LAS VEGAS — Global economist Michael Colopy, speaking at the ICAST show in Las Vegas this morning, said that U.S. companies depending on China for production may see new challenges in the next two years as the aging leadership in the giant nation is replaced.
“There is upward pressure on labor costs as workers are becoming more aggressive in seeking higher pay and more benefits,” said Colopy. “There have been slow-downs and sit-downs and even sabotage in a few cases, and this could spread without changes.”
He said that political stability of the Far East might also be a concern under new leadership.
“China has long claimed rights to the seas off Viet Nam and the Philippines, and Viet Nam, in particular, is not backing down to their claims,” said Colopy. “And in China, there’s rising nationalism. Conflict anywhere in that part of the world could have a huge impact on billions in U.S. manufacturing.”
He also said that the remarkably rapid rise of an enormous middle class, leaping in a single generation out of poverty, will cause more domestic demand for product, which will put upward pressure on products for export.

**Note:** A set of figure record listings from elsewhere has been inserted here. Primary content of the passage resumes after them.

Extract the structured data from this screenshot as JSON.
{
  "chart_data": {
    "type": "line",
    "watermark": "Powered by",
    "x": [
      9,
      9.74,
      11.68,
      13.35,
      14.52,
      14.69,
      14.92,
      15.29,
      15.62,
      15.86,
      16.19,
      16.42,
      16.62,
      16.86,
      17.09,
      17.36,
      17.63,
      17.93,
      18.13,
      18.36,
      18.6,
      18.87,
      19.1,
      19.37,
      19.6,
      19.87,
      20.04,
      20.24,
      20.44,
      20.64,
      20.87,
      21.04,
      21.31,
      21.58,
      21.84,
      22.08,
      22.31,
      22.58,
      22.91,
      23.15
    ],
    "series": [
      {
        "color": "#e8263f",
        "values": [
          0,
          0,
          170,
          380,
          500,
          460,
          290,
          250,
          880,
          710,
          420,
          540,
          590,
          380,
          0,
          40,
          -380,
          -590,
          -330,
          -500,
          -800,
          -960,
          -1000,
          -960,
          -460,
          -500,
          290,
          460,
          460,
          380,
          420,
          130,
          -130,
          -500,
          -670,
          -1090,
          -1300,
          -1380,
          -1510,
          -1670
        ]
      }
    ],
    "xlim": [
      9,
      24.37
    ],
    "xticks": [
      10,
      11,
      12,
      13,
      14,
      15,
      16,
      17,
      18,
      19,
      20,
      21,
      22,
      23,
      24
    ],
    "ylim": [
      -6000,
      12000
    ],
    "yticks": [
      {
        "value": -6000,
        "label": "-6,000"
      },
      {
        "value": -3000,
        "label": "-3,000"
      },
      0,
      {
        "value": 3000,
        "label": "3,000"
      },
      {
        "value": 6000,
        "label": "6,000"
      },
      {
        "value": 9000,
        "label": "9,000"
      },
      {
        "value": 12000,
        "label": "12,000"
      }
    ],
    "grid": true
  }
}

On the other hand, he said that there seems to be a quieting of conflict between China and Taiwan, which would likely result in an improved business climate for Western manufacturers.
“Overall, the Chinese want stability in their society, and seem able to keep it at present. Western-style democracy is not about to break out — most people do not want it. They have a different concept, but it seems to be working for them under current conditions,” Colopy said.